All right, so I work as a foreign exchange analyst at an investment bank, and yet, I am getting these questions wrong on the schweser mock exams and I literally have no idea how I am getting these wrong.

I know for a fact that an exchange rate (for example: 1.5 GBP/USD) implies that it takes 1.5 USD to equal 1 GBP (my banks functional currency is GBP for sh**sake so I know this is the convention). I also know that if the rate goes from 1.5GBPUSD to 1.6GBPUSD, the USD has depreciated relative to the Pound. Do the CFA questions use a different quoting convention!? For the answers in this schweser mock exam to be what it says, they would have to look at the exchange rates as 1.5GBPUSD as 1.5 GBP equals 1 USD which is entirely wrong wrong wrong.

Can someone please help? Am I going to need to remember an incorrect convention?

And noticing that CFA does use an incorrect quoting method, my other question is will there ever be a situation where they will use a real word quoting convention and I have to read carefully to know when to read an exchange rate the CFA way vs the real world way?
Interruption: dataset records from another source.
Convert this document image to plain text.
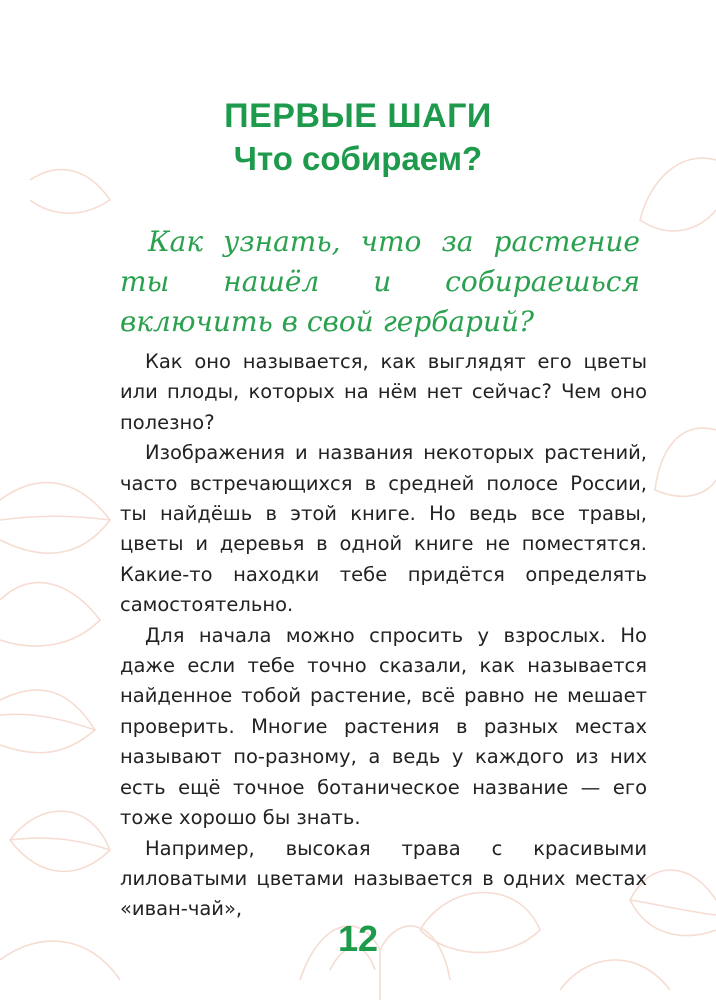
ПЕРВЫЕ ШАГИ
Что собираем?
Как узнать, что за растение ты нашёл и собираешься включить в свой гербарий?

Как оно называется, как выглядят его цветы или плоды, которых на нём нет сейчас? Чем оно полезно?

Изображения и названия некоторых растений, часто встречающихся в средней полосе России, ты найдёшь в этой книге. Но ведь все травы, цветы и деревья в одной книге не поместятся. Какие-то находки тебе придётся определять самостоятельно.

Для начала можно спросить у взрослых. Но даже если тебе точно сказали, как называется найденное тобой растение, всё равно не мешает проверить. Многие растения в разных местах называют по-разному, а ведь у каждого из них есть ещё точное ботаническое название — его тоже хорошо бы знать.

Например, высокая трава с красивыми лиловатыми цветами называется в одних местах «иван-чай»,

12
I wrote an article on exchange rates that may be of some help here: http://financialexamhelp123.com/currency-exchange-rates/

The short answer is that CFA Institute’s notation is backwards from the notation to which you’re accustomed.

Too bad: you have to use their notation.

darn, very frustrating but there’s nothing I can do about it so thanks for the headsup.

My pleasure.

OP, don’t blame you at all for the frustration here. This notation style is one of the more confusing CFAI conventions to get used to.

Can vouch for s2000’s article. Very well written and I haven’t got a single exchange rate question wrong since using the “long hand” method detailed therein. Don’t care if the underlying math is more simple; if writing out a formula gets the right answer here, I’m sticking to the method!